Even as corporate profits reached new highs in 1997, some 3.5 million unemployed are castaways in a society ill-adapted to the global economy. True, the state's safety net still covers minimal needs. But the widening economic disparity inflames Gallic passion, since French workers regard a job and a decent salary as their birthright. Seeing others prosper as economic recovery takes hold is doubly vexing. "We live sadly. We survive," says Didier Giraud, a 34-year-old industrial technician who lost his job 18 months ago and can't afford the Nike tennis shoes and toys his 8-year-old son wants. Says Morgan Stanley, Dean Witter, Discover & Co. senior economist Eric Chaney: "The paradox is, the protests have erupted as consumption is rising--that exacerbates the contrast."

France's state-dominated economy is taking a costly toll on the overall standard of living. The most obvious drains are the bailouts, running into tens of billions of dollars a year, for mismanaged state companies such as Credit Lyonnais, Thomson, and insurer GAN. Net public spending, at 54.5% of GNP in 1996, is far higher than the average 39.5% for the other industrialized nations that made up the former Group of Seven.

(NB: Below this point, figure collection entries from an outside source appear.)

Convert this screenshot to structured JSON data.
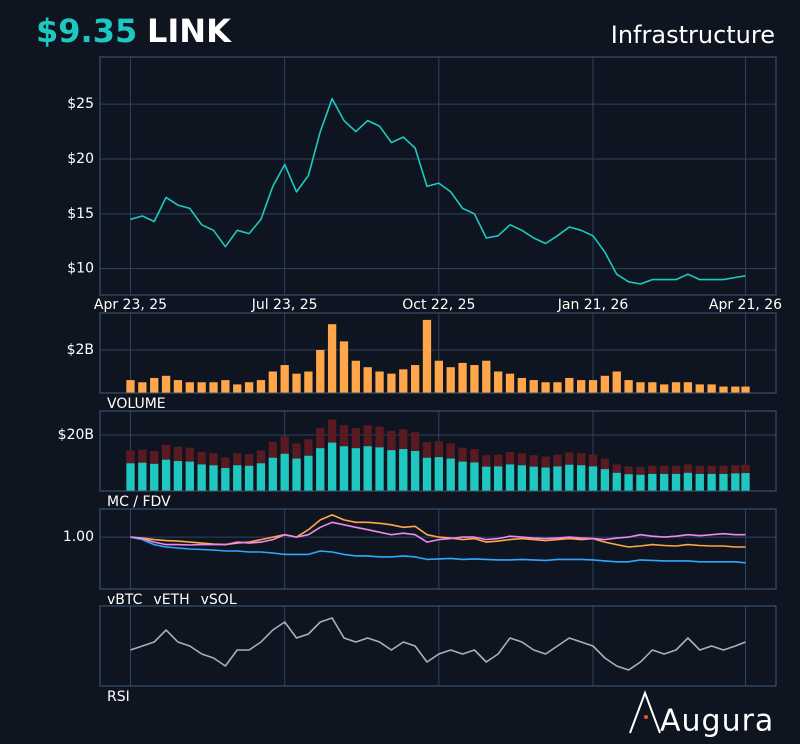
{
  "header": {
    "price": "$9.35",
    "symbol": "LINK",
    "sector": "Infrastructure"
  },
  "brand": "Augura",
  "chart_data": [
    {
      "type": "line",
      "x": [
        "2025-04-23",
        "2025-04-30",
        "2025-05-07",
        "2025-05-14",
        "2025-05-21",
        "2025-05-28",
        "2025-06-04",
        "2025-06-11",
        "2025-06-18",
        "2025-06-25",
        "2025-07-02",
        "2025-07-09",
        "2025-07-16",
        "2025-07-23",
        "2025-07-30",
        "2025-08-06",
        "2025-08-13",
        "2025-08-20",
        "2025-08-27",
        "2025-09-03",
        "2025-09-10",
        "2025-09-17",
        "2025-09-24",
        "2025-10-01",
        "2025-10-08",
        "2025-10-15",
        "2025-10-22",
        "2025-10-29",
        "2025-11-05",
        "2025-11-12",
        "2025-11-19",
        "2025-11-26",
        "2025-12-03",
        "2025-12-10",
        "2025-12-17",
        "2025-12-24",
        "2025-12-31",
        "2026-01-07",
        "2026-01-14",
        "2026-01-21",
        "2026-01-28",
        "2026-02-04",
        "2026-02-11",
        "2026-02-18",
        "2026-02-25",
        "2026-03-04",
        "2026-03-11",
        "2026-03-18",
        "2026-03-25",
        "2026-04-01",
        "2026-04-08",
        "2026-04-15",
        "2026-04-21"
      ],
      "series": [
        {
          "color": "#1ec8c0",
          "values": [
            14.5,
            14.8,
            14.3,
            16.5,
            15.8,
            15.5,
            14.0,
            13.5,
            12.0,
            13.5,
            13.2,
            14.5,
            17.5,
            19.5,
            17.0,
            18.5,
            22.5,
            25.5,
            23.5,
            22.5,
            23.5,
            23.0,
            21.5,
            22.0,
            21.0,
            17.5,
            17.8,
            17.0,
            15.5,
            15.0,
            12.8,
            13.0,
            14.0,
            13.5,
            12.8,
            12.3,
            13.0,
            13.8,
            13.5,
            13.0,
            11.5,
            9.5,
            8.8,
            8.6,
            9.0,
            9.0,
            9.0,
            9.5,
            9.0,
            9.0,
            9.0,
            9.2,
            9.35
          ]
        }
      ],
      "xlim": [
        "2025-04-05",
        "2026-05-09"
      ],
      "xticks": [
        {
          "value": "2025-04-23",
          "label": "Apr 23, 25"
        },
        {
          "value": "2025-07-23",
          "label": "Jul 23, 25"
        },
        {
          "value": "2025-10-22",
          "label": "Oct 22, 25"
        },
        {
          "value": "2026-01-21",
          "label": "Jan 21, 26"
        },
        {
          "value": "2026-04-21",
          "label": "Apr 21, 26"
        }
      ],
      "ylim": [
        7.6,
        29.3
      ],
      "yticks": [
        {
          "value": 10,
          "label": "$10"
        },
        {
          "value": 15,
          "label": "$15"
        },
        {
          "value": 20,
          "label": "$20"
        },
        {
          "value": 25,
          "label": "$25"
        }
      ],
      "grid": true
    },
    {
      "type": "bar",
      "label": "VOLUME",
      "color": "#ffa54a",
      "values": [
        0.6,
        0.5,
        0.7,
        0.8,
        0.6,
        0.5,
        0.5,
        0.5,
        0.6,
        0.4,
        0.5,
        0.6,
        1.0,
        1.3,
        0.9,
        1.0,
        2.0,
        3.2,
        2.4,
        1.5,
        1.2,
        1.0,
        0.9,
        1.1,
        1.3,
        3.4,
        1.5,
        1.2,
        1.4,
        1.3,
        1.5,
        1.0,
        0.9,
        0.7,
        0.6,
        0.5,
        0.5,
        0.7,
        0.6,
        0.6,
        0.8,
        1.0,
        0.6,
        0.5,
        0.5,
        0.4,
        0.5,
        0.5,
        0.4,
        0.4,
        0.3,
        0.3,
        0.3
      ],
      "ylim": [
        0,
        3.72
      ],
      "yticks": [
        {
          "value": 2,
          "label": "$2B"
        }
      ],
      "grid": true
    },
    {
      "type": "bar",
      "label": "MC / FDV",
      "series": [
        {
          "color": "#5a1a22",
          "values": [
            14.5,
            14.8,
            14.3,
            16.5,
            15.8,
            15.5,
            14.0,
            13.5,
            12.0,
            13.5,
            13.2,
            14.5,
            17.5,
            19.5,
            17.0,
            18.5,
            22.5,
            25.5,
            23.5,
            22.5,
            23.5,
            23.0,
            21.5,
            22.0,
            21.0,
            17.5,
            17.8,
            17.0,
            15.5,
            15.0,
            12.8,
            13.0,
            14.0,
            13.5,
            12.8,
            12.3,
            13.0,
            13.8,
            13.5,
            13.0,
            11.5,
            9.5,
            8.8,
            8.6,
            9.0,
            9.0,
            9.0,
            9.5,
            9.0,
            9.0,
            9.0,
            9.2,
            9.35
          ]
        },
        {
          "color": "#1ec8c0",
          "values": [
            9.9,
            10.1,
            9.7,
            11.2,
            10.7,
            10.5,
            9.5,
            9.2,
            8.2,
            9.2,
            9.0,
            9.9,
            11.9,
            13.3,
            11.6,
            12.6,
            15.3,
            17.3,
            16.0,
            15.3,
            16.0,
            15.6,
            14.6,
            15.0,
            14.3,
            11.9,
            12.1,
            11.6,
            10.5,
            10.2,
            8.7,
            8.8,
            9.5,
            9.2,
            8.7,
            8.4,
            8.8,
            9.4,
            9.2,
            8.8,
            7.8,
            6.5,
            6.0,
            5.8,
            6.1,
            6.1,
            6.1,
            6.5,
            6.1,
            6.1,
            6.1,
            6.3,
            6.4
          ]
        }
      ],
      "ylim": [
        0,
        28.6
      ],
      "yticks": [
        {
          "value": 20,
          "label": "$20B"
        }
      ],
      "grid": true
    },
    {
      "type": "line",
      "series": [
        {
          "name": "vBTC",
          "color": "#ffa54a",
          "values": [
            1.0,
            0.98,
            0.95,
            0.93,
            0.92,
            0.9,
            0.88,
            0.86,
            0.85,
            0.88,
            0.9,
            0.95,
            1.0,
            1.05,
            1.0,
            1.15,
            1.35,
            1.45,
            1.35,
            1.3,
            1.3,
            1.28,
            1.25,
            1.2,
            1.22,
            1.05,
            1.0,
            0.98,
            0.95,
            0.97,
            0.9,
            0.92,
            0.95,
            0.97,
            0.95,
            0.93,
            0.95,
            0.97,
            0.95,
            0.97,
            0.9,
            0.85,
            0.8,
            0.82,
            0.85,
            0.83,
            0.82,
            0.85,
            0.83,
            0.82,
            0.82,
            0.8,
            0.8
          ]
        },
        {
          "name": "vETH",
          "color": "#2ea8ff",
          "values": [
            1.0,
            0.95,
            0.85,
            0.8,
            0.78,
            0.76,
            0.75,
            0.74,
            0.72,
            0.72,
            0.7,
            0.7,
            0.68,
            0.65,
            0.65,
            0.65,
            0.72,
            0.7,
            0.65,
            0.62,
            0.62,
            0.6,
            0.6,
            0.62,
            0.6,
            0.55,
            0.56,
            0.57,
            0.55,
            0.56,
            0.55,
            0.54,
            0.54,
            0.55,
            0.54,
            0.53,
            0.55,
            0.55,
            0.55,
            0.54,
            0.52,
            0.5,
            0.5,
            0.54,
            0.53,
            0.52,
            0.52,
            0.52,
            0.5,
            0.5,
            0.5,
            0.5,
            0.48
          ]
        },
        {
          "name": "vSOL",
          "color": "#ee88ee",
          "values": [
            1.0,
            0.97,
            0.9,
            0.85,
            0.85,
            0.84,
            0.85,
            0.85,
            0.85,
            0.9,
            0.88,
            0.9,
            0.95,
            1.05,
            1.0,
            1.05,
            1.2,
            1.3,
            1.25,
            1.2,
            1.15,
            1.1,
            1.05,
            1.08,
            1.05,
            0.9,
            0.95,
            0.97,
            1.0,
            1.0,
            0.95,
            0.97,
            1.02,
            1.0,
            0.98,
            0.97,
            0.98,
            1.0,
            0.98,
            0.97,
            0.95,
            0.98,
            1.0,
            1.05,
            1.02,
            1.0,
            1.02,
            1.05,
            1.03,
            1.05,
            1.07,
            1.05,
            1.05
          ]
        }
      ],
      "ylim": [
        -0.05,
        1.57
      ],
      "yticks": [
        {
          "value": 1,
          "label": "1.00"
        }
      ],
      "grid": true
    },
    {
      "type": "line",
      "label": "RSI",
      "series": [
        {
          "color": "#a9b0b8",
          "values": [
            45,
            50,
            55,
            70,
            55,
            50,
            40,
            35,
            25,
            45,
            45,
            55,
            70,
            80,
            60,
            65,
            80,
            85,
            60,
            55,
            60,
            55,
            45,
            55,
            50,
            30,
            40,
            45,
            40,
            45,
            30,
            40,
            60,
            55,
            45,
            40,
            50,
            60,
            55,
            50,
            35,
            25,
            20,
            30,
            45,
            40,
            45,
            60,
            45,
            50,
            45,
            50,
            55
          ]
        }
      ],
      "ylim": [
        0,
        100
      ],
      "grid": true
    }
  ]
}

NO HOT SPOTS. To finance the bloated public sector, social charges for employers are among the highest in the world, and corporate taxes are on the rise. That, plus a suffocating level of state regulation, has sent a wave of French entrepreneurs fleeing to Britain and the U.S. As a result, France is deficient in new, fast-growth industries such as biotechnology, while mature industries such as automobiles and steel rationalize and downsize. "The best people are leaving at an incredible rate," says economist Christian Saint Etienne, a professor at the University of Paris.

Without 21st-century industries to kick-start job creation, as Silicon Valley and other technology hot spots do in the U.S., French governments are left praying for cyclical economic upturns to whittle the unemployment rolls. Instead, the economic crisis in Asia could trim projections for 3% growth in France's gross domestic product this year and crush government expectations for a drop in unemployment.

One obstacle to change is France's addiction to a paternalistic government. Most French workers still view the global economy--not the French state--as the culprit. Many are demanding even more largesse from state coffers, leaving Jospin's Socialists little room to maneuver. Government officials hint they will use external pressure stemming from European monetary union to carry out unpopular public-sector reforms, including overhauls of the tax and social security systems. "All the reforms of the last 15 years in France have been driven by EU requirements," says Elie Cohen, director at Paris' National Center for Scientific Research. But if Jospin waits for EU pressure to rethink the French public sector, France's volatile core of outcasts is sure to grow.